"Easily, if the vitalium holds out, and if we don't collide with a meteorite. There is no limit to speed in space, certainly no practical limit. Acceleration is the important question."
"We may collide with a meteorite you say? Is there much danger?"
"A good deal. The meteorites travel in swarms which follow regular orbits about the sun. We have accurate charts of the swarms whose orbits cross those of the earth and moon. Now we are entering unexplored territory. And most of them are so small, of course, that no telescope would reveal them in time.
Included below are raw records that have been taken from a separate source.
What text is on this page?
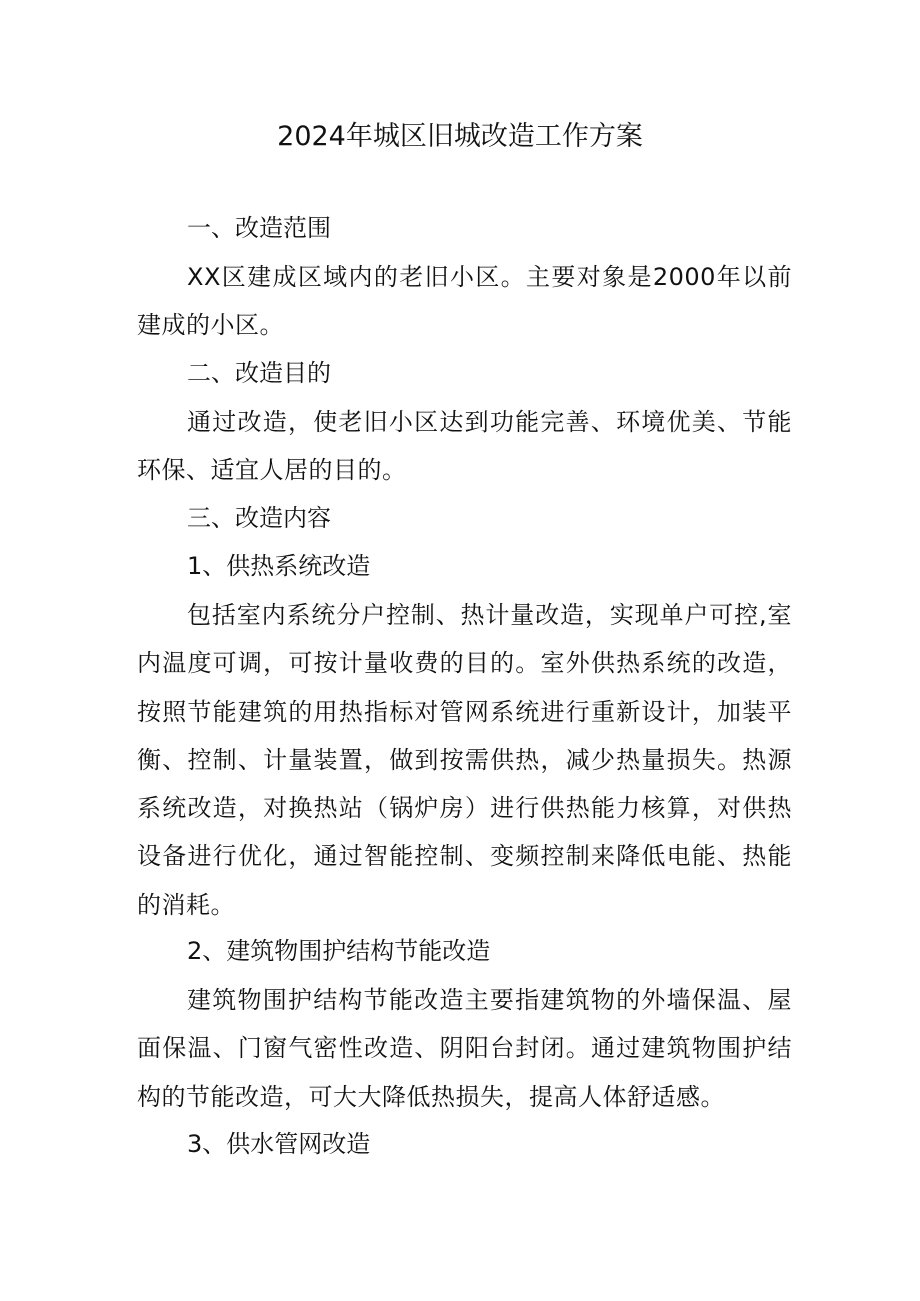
2024年城区旧城改造工作方案
一、改造范围
XX区建成区域内的老旧小区。主要对象是2000年以前建成的小区。
二、改造目的
通过改造，使老旧小区达到功能完善、环境优美、节能环保、适宜人居的目的。
三、改造内容
1、供热系统改造
包括室内系统分户控制、热计量改造，实现单户可控,室内温度可调，可按计量收费的目的。室外供热系统的改造，按照节能建筑的用热指标对管网系统进行重新设计，加装平衡、控制、计量装置，做到按需供热，减少热量损失。热源系统改造，对换热站（锅炉房）进行供热能力核算，对供热设备进行优化，通过智能控制、变频控制来降低电能、热能的消耗。
2、建筑物围护结构节能改造
建筑物围护结构节能改造主要指建筑物的外墙保温、屋面保温、门窗气密性改造、阴阳台封闭。通过建筑物围护结构的节能改造，可大大降低热损失，提高人体舒适感。
3、供水管网改造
Merely little pebbles, moving with a speed about a dozen times that of a bullet from an old-fashioned rifle."
"And what are we going to do if we live to get to Mars?"
"A big question!" Brand grinned. "We could hardly mop up a whole planet with the motor rays. Trainor has a few of his rocket torpedoes, but not enough to make much impression upon a belligerent planet. The Prince and Trainor have a laboratory rigged up down below. They are doing a lot of work. A new weapon, I understand. I don't know what will come of it."
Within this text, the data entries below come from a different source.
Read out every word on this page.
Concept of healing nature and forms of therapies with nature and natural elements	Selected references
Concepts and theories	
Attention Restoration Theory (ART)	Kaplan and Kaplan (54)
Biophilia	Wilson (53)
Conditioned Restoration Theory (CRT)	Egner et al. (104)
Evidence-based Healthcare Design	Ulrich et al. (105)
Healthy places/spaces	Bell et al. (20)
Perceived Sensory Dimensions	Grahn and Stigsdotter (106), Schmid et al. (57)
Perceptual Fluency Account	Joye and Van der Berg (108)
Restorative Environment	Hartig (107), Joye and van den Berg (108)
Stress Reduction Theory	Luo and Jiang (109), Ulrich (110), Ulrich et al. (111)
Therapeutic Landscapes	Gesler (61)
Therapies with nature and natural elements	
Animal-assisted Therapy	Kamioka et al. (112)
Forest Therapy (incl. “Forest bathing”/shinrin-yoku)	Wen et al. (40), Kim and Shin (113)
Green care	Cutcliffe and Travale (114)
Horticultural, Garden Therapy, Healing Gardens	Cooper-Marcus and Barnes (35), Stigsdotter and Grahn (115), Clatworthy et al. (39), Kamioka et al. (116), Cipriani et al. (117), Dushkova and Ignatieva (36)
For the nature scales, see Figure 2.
Presently Bill found his way down the ladder to the laboratory. He found the Prince of Space and Dr. Trainor hard at work. He learned little by watching them, save that they were experimenting upon small animals, green plants, and samples of the rare vitalium. High tension electricity, electron tubes, and various rays seemed to be in use.
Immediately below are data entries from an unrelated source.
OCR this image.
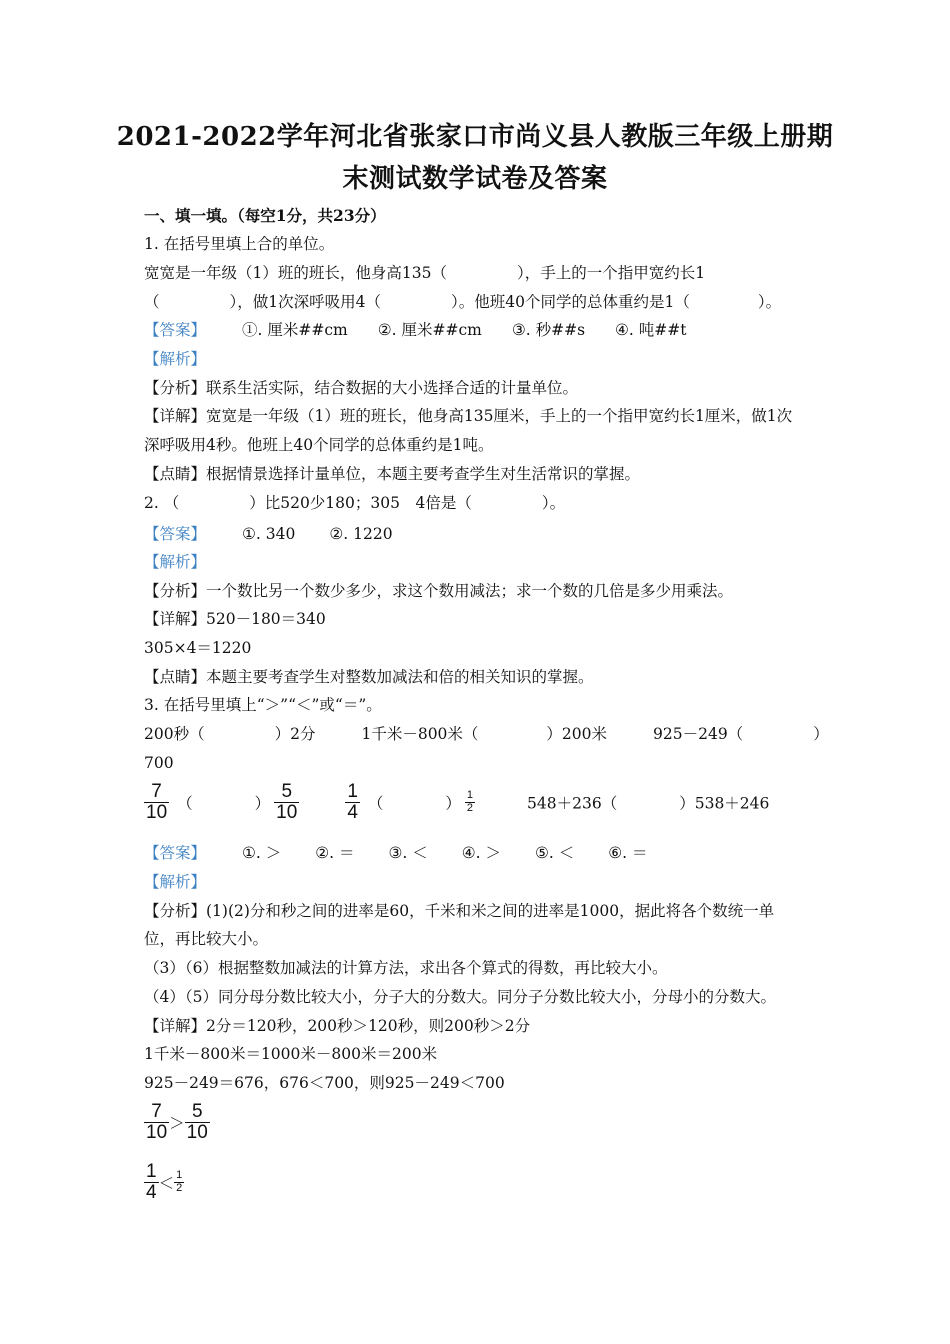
2021-2022学年河北省张家口市尚义县人教版三年级上册期
末测试数学试卷及答案
一、填一填。（每空1分，共23分）
1. 在括号里填上合的单位。
宽宽是一年级（1）班的班长，他身高135（	），手上的一个指甲宽约长1
（	），做1次深呼吸用4（	）。他班40个同学的总体重约是1（	）。
【答案】 ①. 厘米##cm ②. 厘米##cm ③. 秒##s ④. 吨##t
【解析】
【分析】联系生活实际，结合数据的大小选择合适的计量单位。
【详解】宽宽是一年级（1）班的班长，他身高135厘米，手上的一个指甲宽约长1厘米，做1次
深呼吸用4秒。他班上40个同学的总体重约是1吨。
【点睛】根据情景选择计量单位，本题主要考查学生对生活常识的掌握。
2. （	）比520少180；305　4倍是（	）。
【答案】 ①. 340 ②. 1220
【解析】
【分析】一个数比另一个数少多少，求这个数用减法；求一个数的几倍是多少用乘法。
【详解】520－180＝340
305×4＝1220
【点睛】本题主要考查学生对整数加减法和倍的相关知识的掌握。
3. 在括号里填上“＞”“＜”或“＝”。
200秒（	）2分	1千米－800米（	）200米	925－249（	）
700
$\frac{7}{10}$ （	） $\frac{5}{10} \frac{1}{4}$ （	） $\frac{1}{2}$	548＋236（	）538＋246
【答案】 ①. ＞ ②. ＝ ③. ＜ ④. ＞ ⑤. ＜ ⑥. ＝
【解析】
【分析】(1)(2)分和秒之间的进率是60，千米和米之间的进率是1000，据此将各个数统一单
位，再比较大小。
（3）（6）根据整数加减法的计算方法，求出各个算式的得数，再比较大小。
（4）（5）同分母分数比较大小，分子大的分数大。同分子分数比较大小，分母小的分数大。
【详解】2分＝120秒，200秒＞120秒，则200秒＞2分
1千米－800米＝1000米－800米＝200米
925－249＝676，676＜700，则925－249＜700
$\frac{7}{10} > \frac{5}{10}$
$\frac{1}{4} < \frac{1}{2}$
Noticing his interest, the Prince said, "You know that vitalium was first discovered in vitamins, in infinitesimal quantities. The metal seems to be at the basis of all life. It is the trace of vitalium in chlorophyl which enables the green leaves of plants to utilize the energy of sunlight. We are trying to determine the nature of the essential force of life—we know that the question is bound up with the radioactivity of vitalium. We have made a good deal of progress, and complete success would give us a powerful instrumentality."
Paula was working with them in the laboratory, making a capable and eager assistant—she had been her father's helper since her girlhood. Bill noticed that she seemed happy only when near the Prince, that the weight of unhappiness and trouble left her brown eyes only when she was able to help him with some task, or when her skill brought a word or glance of approval from him.
The Prince himself seemed entirely absorbed in his work; he treated the girl courteously enough, but seemed altogether impersonal toward her. To him, she seemed only to be a fellow-scientist. Yet Bill knew that the Prince was aware of the girl's feelings—and he suspected that the Prince was trying to stifle a growing reciprocal emotion of his own.
Bill spent long hours on the bridge with Captain Brand, staring out at the star-scattered midnight of space. The earth shrank quickly, until it was a tiny green disk, with the moon an almost invisible white speck beside it. Day by day, Mars grew larger. It swelled from an ocher point to a little red disk.